“You look like a film heroine,” the husband compliments his wife, wanting to place a bindi on her forehead. A Santhali couple living by themselves, they have no one but each other to love, comfort and support. Their daughter is dead.

In the slow pace of the couple’s lives juxtaposed against forests, trees and bird songs, there is transition and urgency. Their lives are going to change forever.

The government is taking away their lands and forcing people to move out. The shadow of uranium mining creeps in, spreading its dark wings like a demon. But while others flee with their belongings and livestock, the couple stays behind.

The husband promises to build a new house inside the dense forest away from the village. The wife who came in search of him seeking divine help cannot leave him, and they sit in silence surrounded by nature.

Director Shishir Jha’s Santhali feature film Dharti Latar Re Horo (Tortoise under the earth) has been selected in the spotlight section of the Jio MAMI Mumbai Film Festival 2022. Jha’s debut movie, the 95-minute film shot in Jadugoda, East Singhbhum, Jharkhand is also available to watch online.


The opening scene shows a huge banyan tree which is supposedly haunted. But in reality it is the spectre of uranium mining, causing deaths and illness in the village, and not witches and ghosts as generally believed.

In one scene a baffled younger man informs the male protagonist (played by Jagarnath Baskey) that his cow has suddenly passed away and all his chickens died one by one. In the event of little or no solid information, the villagers are in the dark about the government’s intention. News about the violent exploitation of Indigenous people in Godda district reaches Baskey by radio.

And then the crisis arrives during heavy monsoon. All water sources in the village become contaminated due to radioactive leaks from the uranium tailing pond, and people are advised not to drink water from wells and other sources. Poison seeps into fertile farmlands where women sow paddy saplings.

The Santhali people of Jharkhand mostly found in East Singhbhum are one of the largest Indigenous groups in India. Mining has greatly impacted Jharkhand’s Adivasi people, who have repeatedly protested against violent coal, bauxite and uranium mining over the years. Mining is carried out with little consideration for their lives, severely compromising the basic rights of Adivasi people.

Jha’s film, however, doesn’t capture uranium being mined. Rather it poignantly “narrates” the loss of cultural identity as a result of mass displacement. As people are made to leave in search of another land to rebuild their broken lives, their beautiful painted walls come into view. Will anyone ever stay in these houses?
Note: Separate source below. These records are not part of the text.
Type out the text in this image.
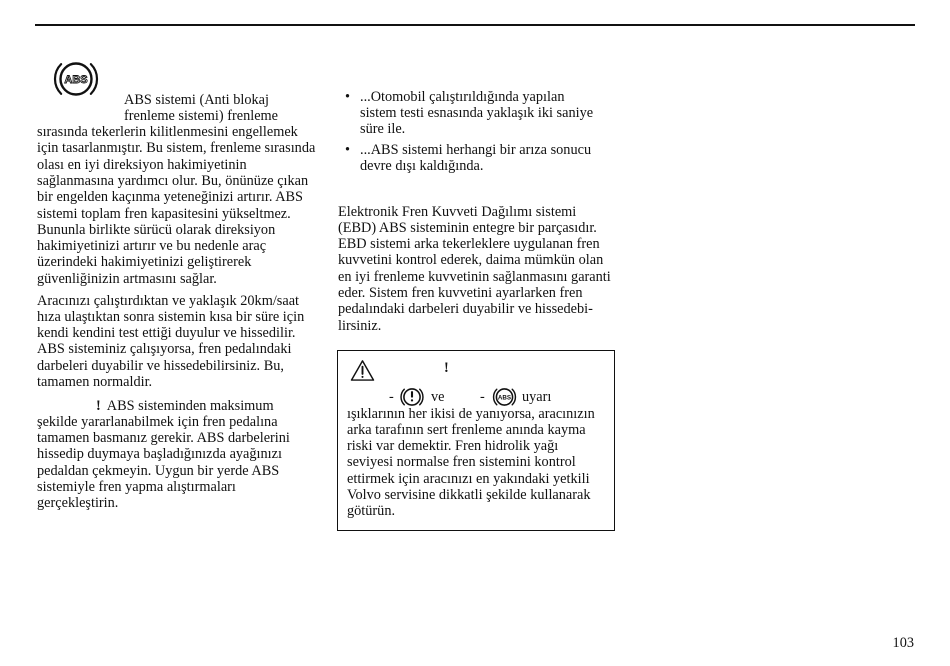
ABS
ABS sistemi (Anti blokaj
frenleme sistemi) frenleme
sırasında tekerlerin kilitlenmesini engellemek
için tasarlanmıştır. Bu sistem, frenleme sırasında
olası en iyi direksiyon hakimiyetinin
sağlanmasına yardımcı olur. Bu, önünüze çıkan
bir engelden kaçınma yeteneğinizi artırır. ABS
sistemi toplam fren kapasitesini yükseltmez.
Bununla birlikte sürücü olarak direksiyon
hakimiyetinizi artırır ve bu nedenle araç
üzerindeki hakimiyetinizi geliştirerek
güvenliğinizin artmasını sağlar.
Aracınızı çalıştırdıktan ve yaklaşık 20km/saat
hıza ulaştıktan sonra sistemin kısa bir süre için
kendi kendini test ettiği duyulur ve hissedilir.
ABS sisteminiz çalışıyorsa, fren pedalındaki
darbeleri duyabilir ve hissedebilirsiniz. Bu,
tamamen normaldir.
! ABS sisteminden maksimum
şekilde yararlanabilmek için fren pedalına
tamamen basmanız gerekir. ABS darbelerini
hissedip duymaya başladığınızda ayağınızı
pedaldan çekmeyin. Uygun bir yerde ABS
sistemiyle fren yapma alıştırmaları
gerçekleştirin.
• ...Otomobil çalıştırıldığında yapılan
sistem testi esnasında yaklaşık iki saniye
süre ile.
• ...ABS sistemi herhangi bir arıza sonucu
devre dışı kaldığında.
Elektronik Fren Kuvveti Dağılımı sistemi
(EBD) ABS sisteminin entegre bir parçasıdır.
EBD sistemi arka tekerleklere uygulanan fren
kuvvetini kontrol ederek, daima mümkün olan
en iyi frenleme kuvvetinin sağlanmasını garanti
eder. Sistem fren kuvvetini ayarlarken fren
pedalındaki darbeleri duyabilir ve hissedebi-
lirsiniz.
!
-	ve - ABS uyarı
ışıklarının her ikisi de yanıyorsa, aracınızın
arka tarafının sert frenleme anında kayma
riski var demektir. Fren hidrolik yağı
seviyesi normalse fren sistemini kontrol
ettirmek için aracınızı en yakındaki yetkili
Volvo servisine dikkatli şekilde kullanarak
götürün.
103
What will happen to the hours of love and care the women devoted to painting the walls?

Speaking from Mumbai, Jha said displacement due to mining is taking place across Jharkhand. Indigenous communities are made to keep moving from one place to another in search of livelihoods and clean water sources.

In Jadugoda this reporter saw the menacing tailing ponds which store slurry and mining waste that are sources of radiation in the area. Many experts point out that it has led to congenital deformities among children in several villages of the area.

To shoot the film, Jha spent a year in Talsa village working with a minimal crew. “I look at cinema differently and wanted to find my own voice through Tortoise under the earth. I am not an activist. I wanted to tell the story through portraying human lives and cultural values. It is in Santhali as I wanted to retain the flavour of the land.”

The symbolic mythical tale about how the Earth was created through the joint efforts of a tortoise and an earthworm is beautiful. In the film, the tale is told by the husband to his wife played by Mugli Baskey. The tortoise carries the soil on its back, piled up and kept there by the earthworm from the seabed. Crops grow on this fertile soil but mining ruins everything. It brings desolation, loss and despair.